Gaziantep Polisgücü SK
- Purpose: Sport: football, field hockey, handball, shooting sport
- Headquarters: Yaprak Mah.
- Location: Şehitkamil, Gaziantep, Turkey;
- General Secretary: Club Manager Celal Akarçay (2003- present )

= Gaziantep Polisgücü SK =

Turkish sports club

Active departments of Gaziantep Polisgücü SK
| Football | Handball |
| Hockey (M, W) | Shooting |

Gaziantep Polisgücü SK (Gaziantep Polisgücü Spor Kulübü Derneği) is a Turkish multi-sport club based in Gaziantep. It is sponsored by the Gaziantep Police Directoriate. The club consists of four branches, namely football, handball, field hockey and shooting sport. Since 2013, the club's chairman is Mehmet Kaplan.

Gaziantep Polisgücü SK was established on 29 November 1988, with the aim to promote good relations between society and law enforcement, as well as deter street children and at-risk children in the rural area from crime and bad habits. As of May 2012, the club had around 300 members. The club offers summer camp courses on sport branches such as field hockey, football, karate, taekwondo and judo for around 250 children from low-income families.

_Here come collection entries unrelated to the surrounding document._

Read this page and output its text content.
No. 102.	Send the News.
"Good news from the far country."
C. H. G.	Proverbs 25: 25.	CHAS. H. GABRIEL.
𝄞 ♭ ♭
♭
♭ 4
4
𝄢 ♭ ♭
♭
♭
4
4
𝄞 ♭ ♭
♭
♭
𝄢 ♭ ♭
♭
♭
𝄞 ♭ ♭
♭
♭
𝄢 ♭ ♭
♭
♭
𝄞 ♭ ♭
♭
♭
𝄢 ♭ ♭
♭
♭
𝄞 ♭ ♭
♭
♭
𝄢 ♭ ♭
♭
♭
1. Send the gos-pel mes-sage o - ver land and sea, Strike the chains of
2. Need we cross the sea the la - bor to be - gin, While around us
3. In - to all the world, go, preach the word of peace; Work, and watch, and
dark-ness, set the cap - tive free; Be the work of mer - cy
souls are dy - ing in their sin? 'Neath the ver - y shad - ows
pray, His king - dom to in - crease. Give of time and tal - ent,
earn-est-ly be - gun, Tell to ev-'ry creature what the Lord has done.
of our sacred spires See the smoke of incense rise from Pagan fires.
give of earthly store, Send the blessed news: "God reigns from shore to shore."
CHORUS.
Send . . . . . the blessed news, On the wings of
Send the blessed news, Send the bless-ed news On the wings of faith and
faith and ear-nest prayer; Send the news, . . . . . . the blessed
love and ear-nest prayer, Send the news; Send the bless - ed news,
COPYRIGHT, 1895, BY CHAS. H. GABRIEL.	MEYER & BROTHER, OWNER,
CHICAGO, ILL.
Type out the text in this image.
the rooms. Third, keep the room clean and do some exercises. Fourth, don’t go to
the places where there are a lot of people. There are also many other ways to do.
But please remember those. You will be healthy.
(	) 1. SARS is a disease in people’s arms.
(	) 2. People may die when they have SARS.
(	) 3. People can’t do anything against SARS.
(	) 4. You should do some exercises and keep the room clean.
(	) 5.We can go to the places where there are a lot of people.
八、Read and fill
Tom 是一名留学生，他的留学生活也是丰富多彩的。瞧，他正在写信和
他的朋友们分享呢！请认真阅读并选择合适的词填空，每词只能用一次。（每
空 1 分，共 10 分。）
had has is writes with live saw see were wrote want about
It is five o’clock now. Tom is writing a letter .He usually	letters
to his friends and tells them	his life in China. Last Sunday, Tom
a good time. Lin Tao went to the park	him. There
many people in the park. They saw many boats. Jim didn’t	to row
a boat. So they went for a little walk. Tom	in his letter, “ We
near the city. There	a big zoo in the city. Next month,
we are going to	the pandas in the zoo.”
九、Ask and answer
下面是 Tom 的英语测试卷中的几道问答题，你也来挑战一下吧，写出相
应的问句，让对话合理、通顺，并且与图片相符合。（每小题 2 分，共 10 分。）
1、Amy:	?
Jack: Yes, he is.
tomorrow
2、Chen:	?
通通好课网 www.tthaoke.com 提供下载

The club's football department plays in the amateur league while the hockey team is successful in the Turkish Field and Indoor Hockey Super Leagues. In 2008, the hockey team achieved third place at the Eurohockey Men’s Club Champions Challenge IV. In May 2013, the hockey team won the 2013 Eurohockey Men’s Club Champions Challenge III in Slovakia and was promoted to one higher division for the next year's competition. 34 players of the hockey team, which currently has ten Turkish champion titles, were admitted to the Turkey national teams. Two members of the shooting sport squad are Turkish champions in the air pistol event, and three members compete in the national team.